If housing is the bubble of last resort, what would happen if the Fed turned on the pumps? I suspect money would go into gold and silver, but no jobs would be produced, certainly nothing like the housing boom produced. That last sentence should explain why many deflationists like gold. That answer is also why it would be game set and match for the Fed. Yes the Fed could in theory drop money out of helicopters, but only if they wanted to destroy themselves. There is theory and there is practice. If consumers are finally at the end of their ropes as I suspect, inflationists are in for one rude shock.
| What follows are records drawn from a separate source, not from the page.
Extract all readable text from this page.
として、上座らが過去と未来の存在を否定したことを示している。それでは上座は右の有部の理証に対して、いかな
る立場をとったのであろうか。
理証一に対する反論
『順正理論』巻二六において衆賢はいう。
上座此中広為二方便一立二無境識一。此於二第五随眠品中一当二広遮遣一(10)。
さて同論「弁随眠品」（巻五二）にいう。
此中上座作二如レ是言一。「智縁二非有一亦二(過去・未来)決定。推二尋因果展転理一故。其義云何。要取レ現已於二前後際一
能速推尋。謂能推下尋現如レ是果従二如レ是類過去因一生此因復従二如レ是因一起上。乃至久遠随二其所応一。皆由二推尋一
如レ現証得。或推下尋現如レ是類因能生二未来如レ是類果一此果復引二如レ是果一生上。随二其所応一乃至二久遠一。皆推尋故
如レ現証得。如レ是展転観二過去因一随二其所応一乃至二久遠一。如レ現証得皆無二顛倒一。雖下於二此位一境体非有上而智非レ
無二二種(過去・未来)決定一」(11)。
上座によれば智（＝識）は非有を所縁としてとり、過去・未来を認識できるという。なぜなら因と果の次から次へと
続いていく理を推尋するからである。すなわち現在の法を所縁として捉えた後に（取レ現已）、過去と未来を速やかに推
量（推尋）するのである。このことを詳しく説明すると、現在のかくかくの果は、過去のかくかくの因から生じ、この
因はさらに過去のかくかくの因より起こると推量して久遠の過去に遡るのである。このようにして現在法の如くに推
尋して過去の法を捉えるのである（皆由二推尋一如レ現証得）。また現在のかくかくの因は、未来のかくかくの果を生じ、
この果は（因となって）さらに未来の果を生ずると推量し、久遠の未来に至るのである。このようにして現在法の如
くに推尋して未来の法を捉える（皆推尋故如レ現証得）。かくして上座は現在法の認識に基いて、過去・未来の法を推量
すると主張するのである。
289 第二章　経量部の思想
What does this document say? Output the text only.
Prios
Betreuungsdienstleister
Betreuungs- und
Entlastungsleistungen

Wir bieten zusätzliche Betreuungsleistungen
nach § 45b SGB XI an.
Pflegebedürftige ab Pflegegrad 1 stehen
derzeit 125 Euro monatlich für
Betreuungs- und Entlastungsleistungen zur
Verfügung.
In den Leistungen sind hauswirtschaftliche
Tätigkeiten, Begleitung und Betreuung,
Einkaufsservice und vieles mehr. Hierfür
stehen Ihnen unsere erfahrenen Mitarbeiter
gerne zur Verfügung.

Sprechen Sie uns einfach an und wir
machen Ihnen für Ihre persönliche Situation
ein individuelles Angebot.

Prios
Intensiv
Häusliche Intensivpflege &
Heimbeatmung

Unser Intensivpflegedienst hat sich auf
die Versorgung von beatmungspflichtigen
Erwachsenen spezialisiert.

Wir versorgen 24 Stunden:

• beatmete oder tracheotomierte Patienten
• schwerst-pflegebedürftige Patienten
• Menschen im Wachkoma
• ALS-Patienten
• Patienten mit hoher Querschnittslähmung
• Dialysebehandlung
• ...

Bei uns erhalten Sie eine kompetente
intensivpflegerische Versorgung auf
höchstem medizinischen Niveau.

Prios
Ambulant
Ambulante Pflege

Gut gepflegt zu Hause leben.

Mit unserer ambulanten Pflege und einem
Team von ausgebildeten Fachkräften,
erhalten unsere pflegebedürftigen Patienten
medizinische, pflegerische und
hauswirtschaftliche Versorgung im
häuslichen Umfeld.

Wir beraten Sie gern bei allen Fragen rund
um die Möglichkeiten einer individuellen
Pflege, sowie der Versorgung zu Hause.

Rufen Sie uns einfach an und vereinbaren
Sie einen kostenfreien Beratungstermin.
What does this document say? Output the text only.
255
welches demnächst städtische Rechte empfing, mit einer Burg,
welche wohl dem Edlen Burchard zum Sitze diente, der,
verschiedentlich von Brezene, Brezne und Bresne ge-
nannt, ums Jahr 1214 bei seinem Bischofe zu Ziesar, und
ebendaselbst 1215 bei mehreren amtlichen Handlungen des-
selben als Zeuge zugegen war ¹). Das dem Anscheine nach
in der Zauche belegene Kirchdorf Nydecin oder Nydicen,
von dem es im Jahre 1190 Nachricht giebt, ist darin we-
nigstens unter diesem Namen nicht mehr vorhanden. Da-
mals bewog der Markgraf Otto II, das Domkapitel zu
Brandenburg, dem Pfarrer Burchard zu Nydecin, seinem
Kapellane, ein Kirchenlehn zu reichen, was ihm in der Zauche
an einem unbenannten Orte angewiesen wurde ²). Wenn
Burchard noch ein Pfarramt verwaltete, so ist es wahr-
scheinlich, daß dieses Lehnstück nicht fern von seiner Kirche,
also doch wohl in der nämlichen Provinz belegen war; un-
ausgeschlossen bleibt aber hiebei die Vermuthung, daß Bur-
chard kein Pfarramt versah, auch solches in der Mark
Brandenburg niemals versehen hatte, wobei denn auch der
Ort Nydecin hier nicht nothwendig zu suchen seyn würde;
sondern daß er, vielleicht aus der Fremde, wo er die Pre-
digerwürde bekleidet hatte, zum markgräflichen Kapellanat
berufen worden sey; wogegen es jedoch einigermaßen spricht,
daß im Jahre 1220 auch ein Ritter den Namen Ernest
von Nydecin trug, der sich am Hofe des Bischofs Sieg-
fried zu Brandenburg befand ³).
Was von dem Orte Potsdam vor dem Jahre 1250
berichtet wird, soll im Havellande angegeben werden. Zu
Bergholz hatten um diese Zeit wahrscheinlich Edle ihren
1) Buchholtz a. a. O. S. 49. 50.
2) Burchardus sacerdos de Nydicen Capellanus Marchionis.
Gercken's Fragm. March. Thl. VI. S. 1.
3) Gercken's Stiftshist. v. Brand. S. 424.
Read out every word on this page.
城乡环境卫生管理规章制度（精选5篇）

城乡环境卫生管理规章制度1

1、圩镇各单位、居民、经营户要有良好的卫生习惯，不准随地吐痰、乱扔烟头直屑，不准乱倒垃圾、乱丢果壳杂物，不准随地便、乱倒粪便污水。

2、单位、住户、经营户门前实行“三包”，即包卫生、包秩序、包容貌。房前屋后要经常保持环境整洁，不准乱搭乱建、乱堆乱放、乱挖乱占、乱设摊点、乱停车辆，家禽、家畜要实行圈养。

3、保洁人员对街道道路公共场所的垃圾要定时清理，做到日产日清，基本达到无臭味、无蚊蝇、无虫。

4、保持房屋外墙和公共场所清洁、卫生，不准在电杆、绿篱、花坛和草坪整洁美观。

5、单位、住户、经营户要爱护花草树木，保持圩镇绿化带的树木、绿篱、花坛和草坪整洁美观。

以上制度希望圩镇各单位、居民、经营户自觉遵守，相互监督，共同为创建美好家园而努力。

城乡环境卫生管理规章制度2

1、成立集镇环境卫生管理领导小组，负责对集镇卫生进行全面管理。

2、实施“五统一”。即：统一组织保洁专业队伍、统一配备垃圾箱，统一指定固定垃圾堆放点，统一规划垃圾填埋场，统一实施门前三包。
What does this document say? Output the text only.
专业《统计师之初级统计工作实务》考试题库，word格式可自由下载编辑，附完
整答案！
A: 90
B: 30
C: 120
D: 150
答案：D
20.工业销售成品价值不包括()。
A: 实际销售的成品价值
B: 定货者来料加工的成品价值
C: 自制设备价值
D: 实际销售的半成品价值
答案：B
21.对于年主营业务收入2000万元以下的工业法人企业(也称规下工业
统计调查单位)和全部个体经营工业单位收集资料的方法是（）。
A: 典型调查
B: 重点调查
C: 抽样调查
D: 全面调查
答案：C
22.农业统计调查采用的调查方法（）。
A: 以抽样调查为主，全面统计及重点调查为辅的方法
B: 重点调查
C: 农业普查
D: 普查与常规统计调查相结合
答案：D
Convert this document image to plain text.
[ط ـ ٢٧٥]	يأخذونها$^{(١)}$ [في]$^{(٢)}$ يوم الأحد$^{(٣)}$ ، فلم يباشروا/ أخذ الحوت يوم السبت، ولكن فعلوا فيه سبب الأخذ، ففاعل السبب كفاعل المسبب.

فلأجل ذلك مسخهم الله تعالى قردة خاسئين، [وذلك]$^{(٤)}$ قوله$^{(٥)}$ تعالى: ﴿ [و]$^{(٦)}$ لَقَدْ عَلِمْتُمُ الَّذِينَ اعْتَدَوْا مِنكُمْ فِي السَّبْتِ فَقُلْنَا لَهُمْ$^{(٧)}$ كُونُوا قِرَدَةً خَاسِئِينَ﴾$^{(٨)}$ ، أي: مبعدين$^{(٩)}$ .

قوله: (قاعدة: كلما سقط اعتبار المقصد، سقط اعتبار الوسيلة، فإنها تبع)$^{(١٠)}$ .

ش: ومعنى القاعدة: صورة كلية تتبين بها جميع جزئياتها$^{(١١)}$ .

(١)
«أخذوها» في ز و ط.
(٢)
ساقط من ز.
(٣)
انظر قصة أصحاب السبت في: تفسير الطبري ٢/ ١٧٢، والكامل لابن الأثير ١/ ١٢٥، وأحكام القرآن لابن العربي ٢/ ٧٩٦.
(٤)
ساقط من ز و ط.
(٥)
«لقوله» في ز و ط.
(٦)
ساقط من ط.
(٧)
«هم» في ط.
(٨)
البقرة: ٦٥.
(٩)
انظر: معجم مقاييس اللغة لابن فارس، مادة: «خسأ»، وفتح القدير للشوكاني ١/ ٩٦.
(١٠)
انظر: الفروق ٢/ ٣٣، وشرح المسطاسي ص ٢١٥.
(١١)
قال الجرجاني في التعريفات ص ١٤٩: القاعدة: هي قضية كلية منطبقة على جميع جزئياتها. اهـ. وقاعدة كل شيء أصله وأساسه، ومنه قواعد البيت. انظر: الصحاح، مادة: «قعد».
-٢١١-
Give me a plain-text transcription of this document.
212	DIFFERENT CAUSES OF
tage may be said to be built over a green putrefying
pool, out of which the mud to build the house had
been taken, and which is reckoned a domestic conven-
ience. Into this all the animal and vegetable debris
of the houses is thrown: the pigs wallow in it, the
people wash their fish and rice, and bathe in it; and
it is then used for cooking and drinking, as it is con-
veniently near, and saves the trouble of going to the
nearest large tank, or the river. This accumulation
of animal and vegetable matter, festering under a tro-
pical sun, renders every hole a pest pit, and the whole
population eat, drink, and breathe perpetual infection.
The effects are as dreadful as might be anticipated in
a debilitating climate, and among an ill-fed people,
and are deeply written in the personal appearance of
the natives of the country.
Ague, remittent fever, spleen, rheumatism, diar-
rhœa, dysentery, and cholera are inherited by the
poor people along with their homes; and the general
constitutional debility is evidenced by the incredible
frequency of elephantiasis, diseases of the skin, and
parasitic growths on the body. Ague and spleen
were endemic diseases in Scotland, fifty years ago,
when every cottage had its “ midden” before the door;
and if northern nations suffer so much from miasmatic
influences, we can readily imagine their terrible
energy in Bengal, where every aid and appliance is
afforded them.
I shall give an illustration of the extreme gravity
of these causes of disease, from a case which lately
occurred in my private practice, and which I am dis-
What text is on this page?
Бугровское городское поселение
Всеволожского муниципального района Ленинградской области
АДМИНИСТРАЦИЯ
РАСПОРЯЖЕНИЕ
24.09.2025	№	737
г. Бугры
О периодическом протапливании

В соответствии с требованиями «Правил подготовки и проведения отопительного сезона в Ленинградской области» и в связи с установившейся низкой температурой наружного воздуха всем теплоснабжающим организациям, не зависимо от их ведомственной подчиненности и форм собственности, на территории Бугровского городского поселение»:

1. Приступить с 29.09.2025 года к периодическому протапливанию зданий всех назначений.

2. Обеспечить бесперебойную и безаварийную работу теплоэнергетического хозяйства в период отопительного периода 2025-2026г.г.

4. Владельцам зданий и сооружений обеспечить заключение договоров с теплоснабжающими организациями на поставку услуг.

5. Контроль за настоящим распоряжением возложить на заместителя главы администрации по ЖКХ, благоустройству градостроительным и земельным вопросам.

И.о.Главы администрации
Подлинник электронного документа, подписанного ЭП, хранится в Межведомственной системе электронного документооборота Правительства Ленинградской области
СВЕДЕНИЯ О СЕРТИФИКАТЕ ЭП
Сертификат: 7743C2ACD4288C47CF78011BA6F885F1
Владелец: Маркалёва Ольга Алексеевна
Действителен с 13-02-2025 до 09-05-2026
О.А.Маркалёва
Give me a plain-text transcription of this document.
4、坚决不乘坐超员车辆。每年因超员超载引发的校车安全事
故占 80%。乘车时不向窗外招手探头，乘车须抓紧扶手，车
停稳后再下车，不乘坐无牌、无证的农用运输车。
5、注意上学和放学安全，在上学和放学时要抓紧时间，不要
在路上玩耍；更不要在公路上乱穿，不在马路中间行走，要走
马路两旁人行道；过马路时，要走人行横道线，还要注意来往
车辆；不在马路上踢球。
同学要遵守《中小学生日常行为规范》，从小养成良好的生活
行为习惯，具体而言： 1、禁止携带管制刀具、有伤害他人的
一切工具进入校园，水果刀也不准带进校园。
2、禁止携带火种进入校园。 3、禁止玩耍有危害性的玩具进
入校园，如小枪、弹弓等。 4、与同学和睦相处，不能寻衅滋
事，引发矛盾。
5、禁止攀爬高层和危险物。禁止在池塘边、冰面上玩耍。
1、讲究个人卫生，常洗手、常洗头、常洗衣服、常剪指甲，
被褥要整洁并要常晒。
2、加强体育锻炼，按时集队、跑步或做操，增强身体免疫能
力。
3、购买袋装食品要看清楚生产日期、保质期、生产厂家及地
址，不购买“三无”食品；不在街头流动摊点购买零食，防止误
So, should we expect today's financing infrastructure of unprecedented dimensions to be willing to moderate and downsize, or will the intense expansionary (inflationary) bias persist? Inflated stock prices - and massive stock option grants and share repurchases - point to the latter. Thus far, rising short-term rates and contracting lending margins have incited a push for lending volume (bank Credit up 11.3% annualize y-t-d). Stagnating mortgage profits have to this point nurtured aggressive expansion in capital markets, trading, international and prime brokerage (hedge fund services) businesses. Until proven otherwise, I will stick with the view that the profligate Financial Sphere expansion will run unabated until it is interrupted - and perhaps terminated - by financial crisis or some exogenous event.

It is all scary to me.

Jim Nickerson
09-30-06, 10:44 PM
John Williams of Shadow Government Statistics http://www.shadowstats.com/cgi-bin/sgs/?ref=234993 is interviewed by Jim Puplava at http://www.netcastdaily.com/fsnewshour.htm in the 3rd Hour segment. This in an interesting interview where Williams discusses the screwiness that will emerge in the CPI data over the next several months because of comparisons being made against the period last year when Katrina caused so much disruption.

Williams does not think deflation will happen, but that disinflation will.

The entire recording is 1:15 and on my Real Player, Williams' interview ran from about 39 mins to 55 mins.